He's Not Gay, It's Just Daddy Issues
When it comes to commentary, I always like to first take a look at the most popular ideologies regarding a subject.
Bad behaviour from men isn’t new. They have been taking advantage of women and our ability and willingness to love them completely since the dawn of time. However, there’s been this new trend of attributing this bad behaviour to a DL status. Which just means they’re secretly gay and therefore they can’t form healthy emotional attachments to women.
I heavily disagree.
Hear me out.
Homosexuality & the History of "Down Low" Men
Last time I checked the only requirement for being a gay man is that you are attracted to the same gender. I’ve never seen science add the inability to be loyal to women and emotionally attach to them as a determinant of homosexuality. I don’t understand how the two correlate with each other. I think there is a more sinister reason to this new phenomenon that I’ll reveal in a bit.
DL men aren’t new, they have been around since humanity determined that same sex relationships were not only a sin but also illegal. People forget that we have only recently stepped into a society that is accepting of the LGBTQ+ community. So there is no way there are more undercover gays around today when it is legal and accepted, than when it was not.
I urge you to not only use your brain but to close the very small world that exists in your phone, and step outside.
Giancarlo Esposito, Waiting to Exhale
I do believe that the existence of DL men is an epidemic, however, I think it’s a separate problem from men that are incapable of treating women well. I also think the epidemic of DL men affect openly gay men as well. So, it can't just be all about women.
This epidemic has evolved but it's been around forever. Waiting to Exhale came out in 1995 and portrayed the relationship between a woman and her ex-husband who had been into men his entire life (although he thought he was bisexual at first before revealing he’s completely gay). So what were you saying about a man’s inability to maintain an emotional connection with a woman equating to him being gay?
It's a next level of despicable to know your truth and decide to take years off a woman’s life by using her as a beard to save face. If you don’t want to come out and be who you are for your pride, then be alone. Leave women out of it. Why are you dating, marrying, even reproducing with women knowing your true desires lie with other men?
Why Are Men the Way That They Are?
This is a loaded question. There are a plethora of reasons why someone - of all gender appropriations & the pronouns (Rihanna reference) - is incapable of maintaining a loving and healthy relationship with another person. But seeing as this topic refers to a man’s tendency to gravitate towards other men I’m just going to discuss one.
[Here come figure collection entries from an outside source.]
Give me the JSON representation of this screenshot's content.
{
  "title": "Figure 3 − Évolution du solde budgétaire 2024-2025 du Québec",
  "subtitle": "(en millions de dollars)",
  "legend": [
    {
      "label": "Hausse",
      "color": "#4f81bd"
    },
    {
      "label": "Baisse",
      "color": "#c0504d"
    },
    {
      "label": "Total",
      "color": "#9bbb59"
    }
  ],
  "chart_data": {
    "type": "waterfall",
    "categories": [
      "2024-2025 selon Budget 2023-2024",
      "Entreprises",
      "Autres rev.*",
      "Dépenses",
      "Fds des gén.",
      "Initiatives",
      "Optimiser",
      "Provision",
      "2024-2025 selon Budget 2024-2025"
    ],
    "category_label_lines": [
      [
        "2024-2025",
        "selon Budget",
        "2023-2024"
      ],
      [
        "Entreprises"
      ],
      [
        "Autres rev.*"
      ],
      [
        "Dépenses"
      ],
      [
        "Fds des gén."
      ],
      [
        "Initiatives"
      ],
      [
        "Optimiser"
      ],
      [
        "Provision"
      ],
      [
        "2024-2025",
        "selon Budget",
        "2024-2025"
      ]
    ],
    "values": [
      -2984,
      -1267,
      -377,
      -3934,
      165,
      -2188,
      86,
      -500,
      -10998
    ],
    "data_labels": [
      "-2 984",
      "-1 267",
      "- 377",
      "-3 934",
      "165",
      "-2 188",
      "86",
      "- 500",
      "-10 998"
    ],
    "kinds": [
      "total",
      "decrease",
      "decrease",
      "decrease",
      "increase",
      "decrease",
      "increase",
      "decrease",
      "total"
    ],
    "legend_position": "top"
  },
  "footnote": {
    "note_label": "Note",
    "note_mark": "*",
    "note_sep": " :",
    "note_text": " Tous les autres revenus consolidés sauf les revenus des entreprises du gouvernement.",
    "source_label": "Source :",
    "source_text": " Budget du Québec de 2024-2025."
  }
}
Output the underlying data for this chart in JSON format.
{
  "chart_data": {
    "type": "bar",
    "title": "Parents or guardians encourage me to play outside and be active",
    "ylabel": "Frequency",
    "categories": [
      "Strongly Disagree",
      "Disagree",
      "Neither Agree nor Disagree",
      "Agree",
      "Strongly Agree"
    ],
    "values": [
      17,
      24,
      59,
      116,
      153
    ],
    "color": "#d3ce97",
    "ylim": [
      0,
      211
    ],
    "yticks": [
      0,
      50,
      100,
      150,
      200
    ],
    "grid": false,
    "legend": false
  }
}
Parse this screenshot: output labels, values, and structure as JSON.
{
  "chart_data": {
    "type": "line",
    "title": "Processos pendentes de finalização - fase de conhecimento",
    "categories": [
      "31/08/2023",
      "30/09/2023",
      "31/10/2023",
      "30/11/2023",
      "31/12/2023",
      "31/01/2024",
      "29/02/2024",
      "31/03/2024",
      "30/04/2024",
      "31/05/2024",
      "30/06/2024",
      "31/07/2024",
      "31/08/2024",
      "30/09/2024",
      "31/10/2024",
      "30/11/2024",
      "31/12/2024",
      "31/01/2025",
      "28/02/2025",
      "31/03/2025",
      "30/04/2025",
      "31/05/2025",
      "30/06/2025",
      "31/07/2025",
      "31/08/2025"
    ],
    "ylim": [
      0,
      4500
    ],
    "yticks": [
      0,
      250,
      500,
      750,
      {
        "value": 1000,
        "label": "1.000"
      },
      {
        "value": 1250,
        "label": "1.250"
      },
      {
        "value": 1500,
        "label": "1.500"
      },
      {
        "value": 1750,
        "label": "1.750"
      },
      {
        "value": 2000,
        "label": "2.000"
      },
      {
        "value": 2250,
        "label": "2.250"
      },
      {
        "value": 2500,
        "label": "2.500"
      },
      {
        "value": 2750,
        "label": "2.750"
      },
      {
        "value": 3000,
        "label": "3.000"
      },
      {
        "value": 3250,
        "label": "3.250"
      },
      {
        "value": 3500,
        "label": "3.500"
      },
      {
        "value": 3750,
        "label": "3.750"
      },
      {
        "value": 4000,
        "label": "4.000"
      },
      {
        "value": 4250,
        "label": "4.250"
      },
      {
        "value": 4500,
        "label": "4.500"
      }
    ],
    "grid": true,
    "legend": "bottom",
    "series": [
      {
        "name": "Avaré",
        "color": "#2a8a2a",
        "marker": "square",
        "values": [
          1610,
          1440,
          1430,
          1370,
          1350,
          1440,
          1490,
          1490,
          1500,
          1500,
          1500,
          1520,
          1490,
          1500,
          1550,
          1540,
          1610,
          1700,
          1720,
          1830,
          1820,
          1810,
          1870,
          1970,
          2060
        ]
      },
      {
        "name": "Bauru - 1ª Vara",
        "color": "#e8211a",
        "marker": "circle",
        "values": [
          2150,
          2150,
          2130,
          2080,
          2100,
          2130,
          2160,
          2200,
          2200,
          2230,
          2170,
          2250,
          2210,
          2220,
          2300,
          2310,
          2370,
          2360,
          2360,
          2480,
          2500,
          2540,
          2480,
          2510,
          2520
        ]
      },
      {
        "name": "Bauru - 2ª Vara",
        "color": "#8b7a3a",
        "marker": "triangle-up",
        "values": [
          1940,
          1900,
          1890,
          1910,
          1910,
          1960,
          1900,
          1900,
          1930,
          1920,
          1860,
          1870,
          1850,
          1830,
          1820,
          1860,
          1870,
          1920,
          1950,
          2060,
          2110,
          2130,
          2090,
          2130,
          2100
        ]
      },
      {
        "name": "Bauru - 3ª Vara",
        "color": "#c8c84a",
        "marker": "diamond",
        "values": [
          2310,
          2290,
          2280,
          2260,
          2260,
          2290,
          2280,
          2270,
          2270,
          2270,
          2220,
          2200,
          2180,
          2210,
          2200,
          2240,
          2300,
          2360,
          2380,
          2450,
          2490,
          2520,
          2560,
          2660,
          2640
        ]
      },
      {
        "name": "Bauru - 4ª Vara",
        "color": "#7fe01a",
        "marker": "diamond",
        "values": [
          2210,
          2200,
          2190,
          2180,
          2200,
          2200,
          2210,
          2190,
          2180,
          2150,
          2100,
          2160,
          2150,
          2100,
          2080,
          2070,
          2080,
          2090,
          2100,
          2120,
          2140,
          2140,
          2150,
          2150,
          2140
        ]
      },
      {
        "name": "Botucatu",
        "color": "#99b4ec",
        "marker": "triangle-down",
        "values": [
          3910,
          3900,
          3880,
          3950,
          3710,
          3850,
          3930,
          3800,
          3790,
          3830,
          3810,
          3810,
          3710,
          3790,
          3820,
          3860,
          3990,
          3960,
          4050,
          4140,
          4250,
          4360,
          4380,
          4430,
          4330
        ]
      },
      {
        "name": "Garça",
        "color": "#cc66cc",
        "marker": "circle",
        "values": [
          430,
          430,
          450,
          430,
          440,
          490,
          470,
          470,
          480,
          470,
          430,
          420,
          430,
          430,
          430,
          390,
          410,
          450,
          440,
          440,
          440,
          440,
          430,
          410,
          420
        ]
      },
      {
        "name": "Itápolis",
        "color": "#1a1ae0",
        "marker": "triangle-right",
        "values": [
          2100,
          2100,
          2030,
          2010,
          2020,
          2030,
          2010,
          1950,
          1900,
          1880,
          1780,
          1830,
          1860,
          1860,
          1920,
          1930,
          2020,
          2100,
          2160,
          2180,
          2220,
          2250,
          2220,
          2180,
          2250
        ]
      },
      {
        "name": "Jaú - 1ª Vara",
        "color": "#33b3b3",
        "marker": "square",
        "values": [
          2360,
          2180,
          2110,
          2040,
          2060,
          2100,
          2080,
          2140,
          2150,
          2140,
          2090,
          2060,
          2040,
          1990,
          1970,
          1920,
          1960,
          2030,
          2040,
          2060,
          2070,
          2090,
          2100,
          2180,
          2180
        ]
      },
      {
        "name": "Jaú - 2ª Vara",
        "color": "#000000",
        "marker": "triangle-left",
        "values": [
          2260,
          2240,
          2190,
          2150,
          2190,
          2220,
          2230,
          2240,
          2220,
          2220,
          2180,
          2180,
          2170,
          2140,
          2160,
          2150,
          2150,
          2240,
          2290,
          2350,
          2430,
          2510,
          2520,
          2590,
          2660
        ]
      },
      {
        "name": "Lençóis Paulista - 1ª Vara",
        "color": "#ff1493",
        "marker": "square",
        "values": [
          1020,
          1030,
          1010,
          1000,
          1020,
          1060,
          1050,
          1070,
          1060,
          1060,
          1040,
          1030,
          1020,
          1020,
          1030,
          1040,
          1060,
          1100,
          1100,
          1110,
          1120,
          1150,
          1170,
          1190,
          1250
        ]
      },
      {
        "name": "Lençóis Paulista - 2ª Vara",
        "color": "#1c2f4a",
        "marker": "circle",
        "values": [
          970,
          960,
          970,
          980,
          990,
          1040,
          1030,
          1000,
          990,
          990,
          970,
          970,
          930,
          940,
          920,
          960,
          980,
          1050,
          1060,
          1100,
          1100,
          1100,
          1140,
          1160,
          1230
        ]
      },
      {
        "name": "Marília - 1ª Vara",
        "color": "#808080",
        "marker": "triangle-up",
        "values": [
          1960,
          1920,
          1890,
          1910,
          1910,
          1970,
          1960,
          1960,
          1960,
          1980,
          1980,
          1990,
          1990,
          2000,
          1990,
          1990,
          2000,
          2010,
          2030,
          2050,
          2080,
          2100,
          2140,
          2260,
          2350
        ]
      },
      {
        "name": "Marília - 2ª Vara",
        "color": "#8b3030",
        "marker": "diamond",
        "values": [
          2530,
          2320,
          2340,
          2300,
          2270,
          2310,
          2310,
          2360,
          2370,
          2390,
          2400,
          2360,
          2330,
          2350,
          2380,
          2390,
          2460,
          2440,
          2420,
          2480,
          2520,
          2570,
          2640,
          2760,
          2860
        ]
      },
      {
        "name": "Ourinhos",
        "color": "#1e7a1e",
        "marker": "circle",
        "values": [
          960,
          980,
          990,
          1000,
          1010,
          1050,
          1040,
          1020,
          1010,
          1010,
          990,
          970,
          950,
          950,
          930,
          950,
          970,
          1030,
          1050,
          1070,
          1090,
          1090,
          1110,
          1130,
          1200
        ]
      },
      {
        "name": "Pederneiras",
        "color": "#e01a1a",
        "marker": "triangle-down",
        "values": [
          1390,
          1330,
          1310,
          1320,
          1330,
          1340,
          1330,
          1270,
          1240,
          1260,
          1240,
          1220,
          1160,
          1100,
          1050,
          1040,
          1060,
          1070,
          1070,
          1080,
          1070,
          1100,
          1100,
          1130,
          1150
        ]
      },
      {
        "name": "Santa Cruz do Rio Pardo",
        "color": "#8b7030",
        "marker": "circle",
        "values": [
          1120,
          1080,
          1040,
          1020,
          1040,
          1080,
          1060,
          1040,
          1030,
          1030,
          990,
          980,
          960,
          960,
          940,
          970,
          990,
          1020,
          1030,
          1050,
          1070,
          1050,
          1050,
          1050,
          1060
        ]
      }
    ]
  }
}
His relationship with his father.
Daddy issues is such a complex topic, and seeing as I am a woman I am nowhere near knowledgeable enough on the subject to talk about a man’s relationship with his father. However, it doesn’t take a Psychology degree to understand why an absent father (both physically and emotionally) would affect a man’s ability to properly love someone else on a romantic level.
Maintaining romantic relationships require a different level of effort and emotional intelligence than any other relationship we form with other humans. You cannot possibly boil those complications down to confused sexuality.
Have you ever stopped to think that men treat other men better because they keep looking for the love they never got from their fathers?
Maybe they’re searching for that approval from another man?
Misogyny ensured that men would be at the top of the food chain, and in doing so they deemed emotions a weakness and assigned it to women. Not taking into consideration that having feelings isn’t a gender based experience. So now they reap the consequences of this, and yet women are still the ones that get the short end of the stick. Because now we have to deal with the constant heartbreak from scarred men who have no idea the first thing to do with emotion.
You can’t blame a man for not knowing how to emotionally care for his son, it wasn’t something that was taught to him. Protecting and providing was what it meant to be a father and that is what they pass down to their child. So of course they’re going to tell a 10 year old boy not to cry, and to “man up” because if he didn’t then he’d have to let emotions in between him and his child and he has no clue what to do with that.
So the cycle continues.
I think this largely contributes to why a straight man will find himself preferring the company of other men.
So Why The Allegations?
I think people are trying to gay-shame men into acting right. People are using this tactic to get men to be decent human beings to the women they’re with, in order to beat the gay allegations. But the joke’s on them because you can’t force a man to do something he isn't ready to do. Not even using their homophobia.
Just find the men who are ready and able to commit and leave the men who aren’t alone. And if you can’t find one that is, then be alone or deal with their avoidant behaviour but don’t bring homosexuality into it. The sexuality of a person is an extremely individual topic and should never be assumed because they do something you don't like. We've progressed passed that as a society.
Oh, don’t you think gay men also deal with men who are emotionally manipulative? What now, are those ones straight? Come on, use thy brain. It’s free.